We acknowledge that a randomization strategy with course delivery would help to quantitatively address the advantages of this educational experience. However, such a strategy is far beyond the scope of this approach: our aim is to develop an interactive teaching approach that helps students develop new skills. We thus think it might be interesting to share our experience with the neuroscience community. Our experience shows that classes aiming at involving students in projects requiring data collection and analysis from publicly available gene expression databases (such as the Allen Brain Atlases) may effectively result in new ideas for neuroscience research.
Acknowledgements. The authors thank the staff of the Master in Cognitive Sciences (CIMeC, University of Trento) for excellent administrative assistance, Prof. Enrico Domenici (CIBIO, University of Trento) for insightful comments, and Prof. Elizabeth Binder (Department of Translational Research in Psychiatry, Max-Planck Institute of Psychiatry, Munich, Germany) for allowing data re-analysis from Matosin et al., 2023 (Fig. 1a).
Competing Interests. The authors declare no competing financial interests.
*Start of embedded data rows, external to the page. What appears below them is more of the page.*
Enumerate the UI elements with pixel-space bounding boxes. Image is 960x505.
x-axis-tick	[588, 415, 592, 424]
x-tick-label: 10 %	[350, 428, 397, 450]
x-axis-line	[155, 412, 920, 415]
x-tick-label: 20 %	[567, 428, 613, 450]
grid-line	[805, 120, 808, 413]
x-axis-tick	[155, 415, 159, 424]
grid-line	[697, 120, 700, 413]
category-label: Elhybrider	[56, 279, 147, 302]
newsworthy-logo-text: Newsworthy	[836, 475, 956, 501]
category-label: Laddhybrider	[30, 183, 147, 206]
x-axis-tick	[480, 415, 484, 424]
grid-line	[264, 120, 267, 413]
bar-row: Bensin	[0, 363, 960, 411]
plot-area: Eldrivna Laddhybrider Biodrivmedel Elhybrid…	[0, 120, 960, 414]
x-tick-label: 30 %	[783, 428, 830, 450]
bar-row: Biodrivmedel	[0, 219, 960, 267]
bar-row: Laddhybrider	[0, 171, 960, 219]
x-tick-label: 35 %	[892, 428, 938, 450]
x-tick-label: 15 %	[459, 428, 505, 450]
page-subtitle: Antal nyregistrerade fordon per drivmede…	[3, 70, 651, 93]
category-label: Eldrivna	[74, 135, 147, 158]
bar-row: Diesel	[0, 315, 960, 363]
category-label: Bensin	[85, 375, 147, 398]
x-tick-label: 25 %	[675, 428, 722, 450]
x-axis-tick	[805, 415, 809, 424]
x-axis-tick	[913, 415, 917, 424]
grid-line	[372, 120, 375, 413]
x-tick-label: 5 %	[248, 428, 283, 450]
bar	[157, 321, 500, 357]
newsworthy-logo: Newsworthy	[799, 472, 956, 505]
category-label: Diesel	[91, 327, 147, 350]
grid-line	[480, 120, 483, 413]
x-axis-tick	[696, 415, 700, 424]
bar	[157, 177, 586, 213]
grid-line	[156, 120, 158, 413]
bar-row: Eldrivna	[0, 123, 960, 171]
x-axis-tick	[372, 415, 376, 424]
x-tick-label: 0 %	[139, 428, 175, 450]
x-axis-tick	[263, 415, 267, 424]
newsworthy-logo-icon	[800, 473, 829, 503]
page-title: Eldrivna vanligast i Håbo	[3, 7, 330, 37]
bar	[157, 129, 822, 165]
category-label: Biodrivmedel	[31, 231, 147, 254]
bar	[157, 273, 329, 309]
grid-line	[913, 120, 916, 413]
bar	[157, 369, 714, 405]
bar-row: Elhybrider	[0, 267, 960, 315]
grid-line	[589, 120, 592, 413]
Author Contributions: HS wrote the paper and contributed to making the figures; AD analyzed the data and contributed to making the figures; LB supervised students’ activities, analyzed the data, and contributed to making the figures; YB designed the project, analyzed data, contributed to making the figures, and edited the manuscript. This research was not supported by any specific grant from any funding agency.
Data accessibility. This study made use of freely available data from Allen Brain Atlas and Gene Expression Omnibus. The code used to analyze data is freely available online on Zenodo and GitHub (see details in the Materials and Methods section).
Abbreviations. AMG, amygdaloid complex; CB, cerebellum; Ctrl, control; CRH, corticotropin-releasing hormone; CSDS, chronic social defeat stress; CTXsp, cortical subplate; dHPC, dorsal hippocampus; ELS, early life stress; GEO, Gene Expression Omnibus database; GR, glucocorticoid receptor; HPA, hypothalamus-pituitary-adrenal axis; HPC, hippocampus; HPF hippocampal formation; HY, hypothalamus; MB, midbrain; MDD, major depressive disorder; mPFC, medial prefrontal cortex; MY, medulla oblongata; NHP, non-human primate; OLF, olfactory areas; OMIM, Online Mendelian Inheritance in Man database; P, pons; PAL, globus pallidus; PFC, prefrontal cortex; RNAseq, RNA sequencing; ROI, region of interest; STR, striatum; TH, thalamus; vHPC, ventral hippocampus; V1, primary visual cortex.